Genome-wide discovery and characterization of maize long non-coding RNAs
1 Department of Agronomy and Plant Genetics, University of Minnesota, Saint Paul, MN 55108, USA
2 Department of Plant Biology, University of Minnesota, Saint Paul, MN 55108, USA
3 Department of Plant Biology, Cornell University, Ithaca, NY 14853, USA
4 Cold Spring Harbor Laboratory, Cold Spring Harbor, NY 11724, USA
5 Department Agronomy, Iowa State University, Ames, IA 50011, USA
6 Center for Plant Genomics, Iowa State University, Ames, IA 50011-3650, USA
7 Department of Plant Biology, Carnegie Institution for Science, Stanford, CA 94305, USA
8 Informatics Research Core Facility, University of Missouri, Columbia, MO 65211, USA
9 Department of Botany and Plant Pathology, Oregon State University, Corvallis, OR 97331, USA
10 Current address: Pioneer Hi-Bred, Johnston, IA 50131, USA
Genome Biology 2014, 15:R40 doi:10.1186/gb-2014-15-2-r40Published: 27 February 2014
Long non-coding RNAs (lncRNAs) are transcripts that are 200 bp or longer, do not encode proteins, and potentially play important roles in eukaryotic gene regulation. However, the number, characteristics and expression inheritance pattern of lncRNAs in maize are still largely unknown.

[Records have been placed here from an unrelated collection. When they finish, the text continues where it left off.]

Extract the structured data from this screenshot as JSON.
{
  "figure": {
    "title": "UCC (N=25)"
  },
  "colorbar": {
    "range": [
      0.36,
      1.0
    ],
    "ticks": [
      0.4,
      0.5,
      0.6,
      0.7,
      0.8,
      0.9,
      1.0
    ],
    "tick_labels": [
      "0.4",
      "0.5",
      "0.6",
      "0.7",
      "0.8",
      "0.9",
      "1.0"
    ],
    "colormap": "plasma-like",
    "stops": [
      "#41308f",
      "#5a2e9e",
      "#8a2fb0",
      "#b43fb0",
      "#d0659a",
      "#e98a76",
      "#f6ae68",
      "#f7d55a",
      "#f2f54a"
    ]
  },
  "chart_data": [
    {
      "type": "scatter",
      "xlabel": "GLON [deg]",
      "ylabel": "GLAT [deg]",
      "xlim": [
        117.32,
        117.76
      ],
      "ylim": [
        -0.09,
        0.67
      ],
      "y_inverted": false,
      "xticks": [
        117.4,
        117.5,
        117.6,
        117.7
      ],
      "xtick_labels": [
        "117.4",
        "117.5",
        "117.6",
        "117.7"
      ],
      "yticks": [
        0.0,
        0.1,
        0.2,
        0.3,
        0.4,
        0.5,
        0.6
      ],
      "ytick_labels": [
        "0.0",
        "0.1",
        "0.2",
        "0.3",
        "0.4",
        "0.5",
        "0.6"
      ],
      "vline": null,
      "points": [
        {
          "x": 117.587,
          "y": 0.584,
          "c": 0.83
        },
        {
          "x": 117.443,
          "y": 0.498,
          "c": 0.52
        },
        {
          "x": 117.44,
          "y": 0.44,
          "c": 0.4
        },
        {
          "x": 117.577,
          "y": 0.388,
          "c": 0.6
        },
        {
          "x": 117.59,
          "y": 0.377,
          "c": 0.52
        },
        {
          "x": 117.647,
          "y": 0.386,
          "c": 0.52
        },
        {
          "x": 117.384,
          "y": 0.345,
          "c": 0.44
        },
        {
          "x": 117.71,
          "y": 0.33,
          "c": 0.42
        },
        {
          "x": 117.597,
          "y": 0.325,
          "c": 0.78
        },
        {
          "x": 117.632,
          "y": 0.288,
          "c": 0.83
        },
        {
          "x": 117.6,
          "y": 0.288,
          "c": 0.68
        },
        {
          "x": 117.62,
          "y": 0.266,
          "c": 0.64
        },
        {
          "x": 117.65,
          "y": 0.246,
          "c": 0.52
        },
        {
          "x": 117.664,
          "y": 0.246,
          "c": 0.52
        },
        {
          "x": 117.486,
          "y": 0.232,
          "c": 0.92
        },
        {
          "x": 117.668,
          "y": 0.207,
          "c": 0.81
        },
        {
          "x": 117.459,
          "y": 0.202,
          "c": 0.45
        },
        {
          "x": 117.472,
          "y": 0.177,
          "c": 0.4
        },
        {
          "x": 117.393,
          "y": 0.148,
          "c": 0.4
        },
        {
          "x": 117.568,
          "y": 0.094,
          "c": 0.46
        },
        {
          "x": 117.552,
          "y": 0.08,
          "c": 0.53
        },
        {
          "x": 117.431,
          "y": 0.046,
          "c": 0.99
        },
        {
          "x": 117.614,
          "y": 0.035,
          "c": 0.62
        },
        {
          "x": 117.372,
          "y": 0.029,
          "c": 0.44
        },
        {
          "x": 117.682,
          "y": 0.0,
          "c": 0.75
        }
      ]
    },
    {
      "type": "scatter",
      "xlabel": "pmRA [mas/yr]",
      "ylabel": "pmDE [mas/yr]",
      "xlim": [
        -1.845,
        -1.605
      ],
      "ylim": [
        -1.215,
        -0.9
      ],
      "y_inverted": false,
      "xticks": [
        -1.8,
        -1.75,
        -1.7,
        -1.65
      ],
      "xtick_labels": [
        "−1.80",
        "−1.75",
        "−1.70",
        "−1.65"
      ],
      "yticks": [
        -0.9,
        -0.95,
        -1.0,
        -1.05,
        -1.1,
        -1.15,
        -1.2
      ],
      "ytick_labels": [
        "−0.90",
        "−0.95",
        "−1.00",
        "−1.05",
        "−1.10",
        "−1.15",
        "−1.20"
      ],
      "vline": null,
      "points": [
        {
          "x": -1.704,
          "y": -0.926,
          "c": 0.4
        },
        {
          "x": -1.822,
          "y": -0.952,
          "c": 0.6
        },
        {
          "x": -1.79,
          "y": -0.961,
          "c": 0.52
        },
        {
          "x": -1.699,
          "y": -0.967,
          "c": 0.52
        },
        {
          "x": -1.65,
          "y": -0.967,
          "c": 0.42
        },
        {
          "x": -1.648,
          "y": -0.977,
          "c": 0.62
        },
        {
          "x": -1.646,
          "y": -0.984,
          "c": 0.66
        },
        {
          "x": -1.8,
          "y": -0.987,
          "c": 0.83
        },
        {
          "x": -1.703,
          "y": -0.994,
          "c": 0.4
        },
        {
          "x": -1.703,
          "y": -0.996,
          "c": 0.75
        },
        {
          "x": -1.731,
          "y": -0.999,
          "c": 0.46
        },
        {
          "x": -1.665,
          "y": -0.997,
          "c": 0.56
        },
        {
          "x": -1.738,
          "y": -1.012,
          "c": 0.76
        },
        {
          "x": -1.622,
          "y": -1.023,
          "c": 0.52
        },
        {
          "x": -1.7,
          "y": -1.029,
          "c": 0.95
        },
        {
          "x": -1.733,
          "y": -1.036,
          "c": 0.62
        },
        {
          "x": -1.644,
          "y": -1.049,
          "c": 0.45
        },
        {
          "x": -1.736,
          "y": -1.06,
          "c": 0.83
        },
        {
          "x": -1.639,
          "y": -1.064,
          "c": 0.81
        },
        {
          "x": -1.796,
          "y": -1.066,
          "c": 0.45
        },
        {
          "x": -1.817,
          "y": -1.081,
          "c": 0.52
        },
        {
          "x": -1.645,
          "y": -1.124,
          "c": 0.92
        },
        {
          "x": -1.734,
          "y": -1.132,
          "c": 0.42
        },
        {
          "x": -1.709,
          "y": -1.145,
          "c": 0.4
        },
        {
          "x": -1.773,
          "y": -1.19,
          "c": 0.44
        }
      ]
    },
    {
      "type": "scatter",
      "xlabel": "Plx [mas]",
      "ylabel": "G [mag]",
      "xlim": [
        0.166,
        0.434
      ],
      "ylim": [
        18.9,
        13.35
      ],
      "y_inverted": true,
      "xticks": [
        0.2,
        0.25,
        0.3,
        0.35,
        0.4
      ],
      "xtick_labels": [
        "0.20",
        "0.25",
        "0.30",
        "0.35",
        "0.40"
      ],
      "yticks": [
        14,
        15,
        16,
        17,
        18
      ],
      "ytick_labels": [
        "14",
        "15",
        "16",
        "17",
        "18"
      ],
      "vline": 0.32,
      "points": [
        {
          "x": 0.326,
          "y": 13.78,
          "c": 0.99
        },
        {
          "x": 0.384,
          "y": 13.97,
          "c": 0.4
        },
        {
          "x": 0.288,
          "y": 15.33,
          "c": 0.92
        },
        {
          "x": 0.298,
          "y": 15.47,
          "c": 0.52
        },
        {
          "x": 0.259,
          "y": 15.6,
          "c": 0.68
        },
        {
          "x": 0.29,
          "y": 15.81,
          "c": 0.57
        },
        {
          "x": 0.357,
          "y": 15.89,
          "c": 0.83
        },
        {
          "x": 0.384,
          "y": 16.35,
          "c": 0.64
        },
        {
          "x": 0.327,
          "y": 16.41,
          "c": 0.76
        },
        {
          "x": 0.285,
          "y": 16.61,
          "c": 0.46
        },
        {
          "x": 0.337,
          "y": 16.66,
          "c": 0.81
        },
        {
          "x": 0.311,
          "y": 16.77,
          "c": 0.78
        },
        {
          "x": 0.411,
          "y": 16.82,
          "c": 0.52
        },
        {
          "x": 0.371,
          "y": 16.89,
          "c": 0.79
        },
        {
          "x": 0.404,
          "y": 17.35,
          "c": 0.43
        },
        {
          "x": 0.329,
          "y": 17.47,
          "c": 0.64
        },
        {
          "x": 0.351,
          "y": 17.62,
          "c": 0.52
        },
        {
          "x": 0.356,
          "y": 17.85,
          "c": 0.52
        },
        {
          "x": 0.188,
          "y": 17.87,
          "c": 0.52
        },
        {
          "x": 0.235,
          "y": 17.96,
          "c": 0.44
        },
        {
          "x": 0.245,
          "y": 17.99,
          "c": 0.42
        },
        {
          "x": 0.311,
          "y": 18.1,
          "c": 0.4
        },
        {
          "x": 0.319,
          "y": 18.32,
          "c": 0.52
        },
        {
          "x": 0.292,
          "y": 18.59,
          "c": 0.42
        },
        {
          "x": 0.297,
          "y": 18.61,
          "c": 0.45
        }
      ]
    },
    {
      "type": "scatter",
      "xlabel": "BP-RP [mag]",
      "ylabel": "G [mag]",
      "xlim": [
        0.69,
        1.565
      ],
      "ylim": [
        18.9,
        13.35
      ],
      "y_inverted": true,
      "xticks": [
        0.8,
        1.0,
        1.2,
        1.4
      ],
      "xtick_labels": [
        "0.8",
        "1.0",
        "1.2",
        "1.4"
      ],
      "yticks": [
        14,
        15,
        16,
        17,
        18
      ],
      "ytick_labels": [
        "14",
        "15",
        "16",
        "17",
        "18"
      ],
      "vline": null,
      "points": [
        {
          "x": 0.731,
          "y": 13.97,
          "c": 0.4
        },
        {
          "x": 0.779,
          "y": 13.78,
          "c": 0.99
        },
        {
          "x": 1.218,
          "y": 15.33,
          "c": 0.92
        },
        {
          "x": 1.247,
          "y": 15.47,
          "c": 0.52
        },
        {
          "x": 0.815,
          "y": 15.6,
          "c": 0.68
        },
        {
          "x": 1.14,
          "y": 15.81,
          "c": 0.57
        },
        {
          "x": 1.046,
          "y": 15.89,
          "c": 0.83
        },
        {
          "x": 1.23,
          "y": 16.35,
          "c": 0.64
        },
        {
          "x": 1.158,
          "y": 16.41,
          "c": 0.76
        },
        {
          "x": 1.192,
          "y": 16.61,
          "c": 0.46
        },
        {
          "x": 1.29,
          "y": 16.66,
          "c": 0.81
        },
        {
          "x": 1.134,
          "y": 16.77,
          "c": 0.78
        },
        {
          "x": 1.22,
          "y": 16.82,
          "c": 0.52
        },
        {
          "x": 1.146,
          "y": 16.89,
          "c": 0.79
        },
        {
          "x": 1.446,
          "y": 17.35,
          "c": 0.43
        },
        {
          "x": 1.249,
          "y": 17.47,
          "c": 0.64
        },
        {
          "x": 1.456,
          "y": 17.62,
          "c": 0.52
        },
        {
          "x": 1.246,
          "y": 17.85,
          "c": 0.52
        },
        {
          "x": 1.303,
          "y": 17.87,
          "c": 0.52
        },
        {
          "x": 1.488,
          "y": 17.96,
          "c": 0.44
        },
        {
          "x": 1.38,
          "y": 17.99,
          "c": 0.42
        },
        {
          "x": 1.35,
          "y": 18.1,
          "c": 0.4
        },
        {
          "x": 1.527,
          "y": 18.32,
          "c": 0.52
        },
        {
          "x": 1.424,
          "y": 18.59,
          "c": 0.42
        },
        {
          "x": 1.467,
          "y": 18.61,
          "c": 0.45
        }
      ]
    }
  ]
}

By exploiting available public EST databases, maize whole genome sequence annotation and RNA-seq datasets from 30 different experiments, we identified 20,163 putative lncRNAs. Of these lncRNAs, more than 90% are predicted to be the precursors of small RNAs, while 1,704 are considered to be high-confidence lncRNAs. High confidence lncRNAs have an average transcript length of 463 bp and genes encoding them contain fewer exons than annotated genes. By analyzing the expression pattern of these lncRNAs in 13 distinct tissues and 105 maize recombinant inbred lines, we show that more than 50% of the high confidence lncRNAs are expressed in a tissue-specific manner, a result that is supported by epigenetic marks. Intriguingly, the inheritance of lncRNA expression patterns in 105 recombinant inbred lines reveals apparent transgressive segregation, and maize lncRNAs are less affected by cis- than by trans-genetic factors.
We integrate all available transcriptomic datasets to identify a comprehensive set of maize lncRNAs, provide a unique annotation resource of the maize genome and a genome-wide characterization of maize lncRNAs, and explore the genetic control of their expression using expression quantitative trait locus mapping.